In your case, the answer is yes, it's that simple. The reason is that all the constants of motion you're dealing with are related to some translational symmetry. Energy corresponds to translations in time, angular momentum to rotations (translations in $\theta$) and linear momentum to translations.

There's a theorem that relates symmetries of the lagrangian and constants motion: Noether's theorem. It says that for any symmetry there's an associated constant of motion, which can be calculated using the lagrangian and the symmetry transformation. That's a general way of computing constants of motion.

For time-independent lagrangians, a symmetry (a transformation $x\mapsto x(\lambda)$ such that $L(x(\lambda),\dot{x}(\lambda))=L(x,\dot{x})$, where $x$ denotes collectively all coordinates) implies a constant of motion \begin{align} C=&\sum_i\frac{\partial L}{\partial \dot{x_i}}\frac{\partial x_i}{\partial\lambda}. \end{align}

A simple derivation (without too much detail) is \begin{align} \frac{dC}{dt}=&\sum_i\left[\frac{d}{dt} \left(\frac{\partial L}{\partial \dot{x_i}}\right)\frac{\partial x_i}{\partial\lambda}+ \frac{\partial L}{\partial \dot{x_i}} \frac{d}{dt}\frac{\partial x_i}{\partial\lambda}\right] \\ =& \sum_i\left[ \frac{\partial L}{\partial x_i}\frac{\partial x_i}{\partial\lambda}+ \frac{\partial L}{\partial \dot{x_i}} \frac{\partial \dot{x}_i}{\partial\lambda}\right] = \frac{dL}{d\lambda}=0. \end{align}

Now, for the case of rotations $\theta\mapsto \theta+\lambda$, our conserved quantity is $C_\theta=\partial L/\partial\dot{\theta}=mr^2/2$, the angular momentum. For a lagrangian invariant under $r\mapsto r+\lambda$, $C_r$ is the conserved linear momentum. Because in our case this isn't a symmetry, $C_r$ is not a constant of motion.

For the time symmetry we would need a generalized version of Noether's theorem but since in this case we are specifically interested in the relation between energy and time, observe that the derivative of energy is \begin{align} \frac{dH}{dt}=\frac{d}{dt}(p\dot{q}-L)= \frac{d}{dt}\left(\frac{dL}{d\dot{q}}\dot{q}-L\right)= \frac{dL}{dq}\dot{q}+\frac{dL}{d\dot{q}}\ddot{q}-\frac{dL}{dt} = -\frac{\partial L}{\partial t} \end{align} and therefore, $H$ is conserved if $L$ is explicitly time-independent.

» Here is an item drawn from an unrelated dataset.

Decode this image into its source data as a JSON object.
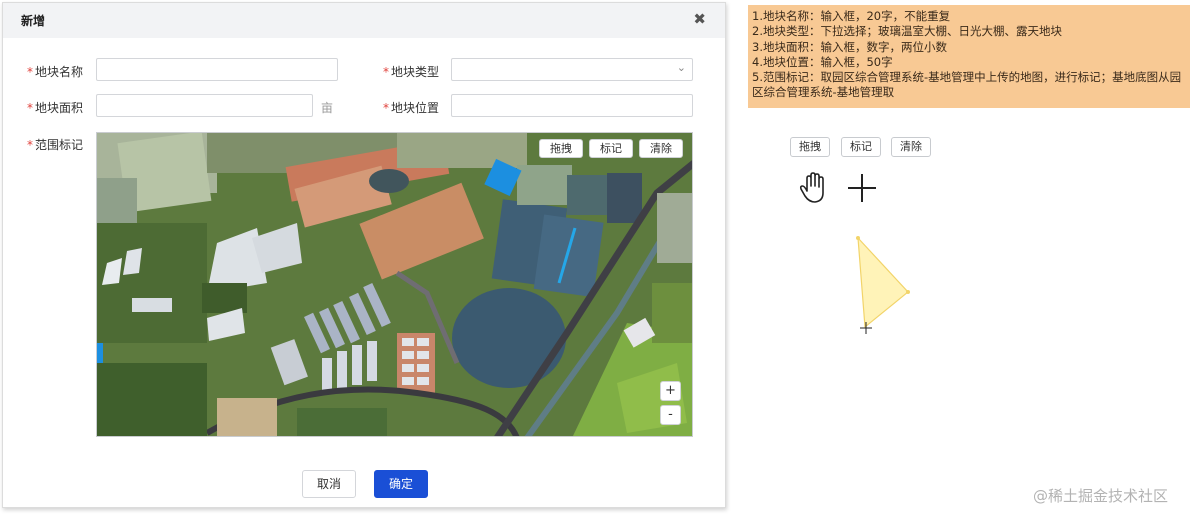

Normally, observing cyclic coordinates in a Langrangian signals a conserved quantity. By cyclic I mean ignorable or basically not present. You should see Goldstein for this.

Secondly Noether's theorem will allow you to identify constants of the motion. To answer your question though, yes we can simply observe conserved quantities by looking at the Langrangian of the system. You may enjoy looking for conserved quantities in some relativistic space time metrics such as that of Karl Schwarzschild. This could be a fun and educational example. There are many more of course. Good luck.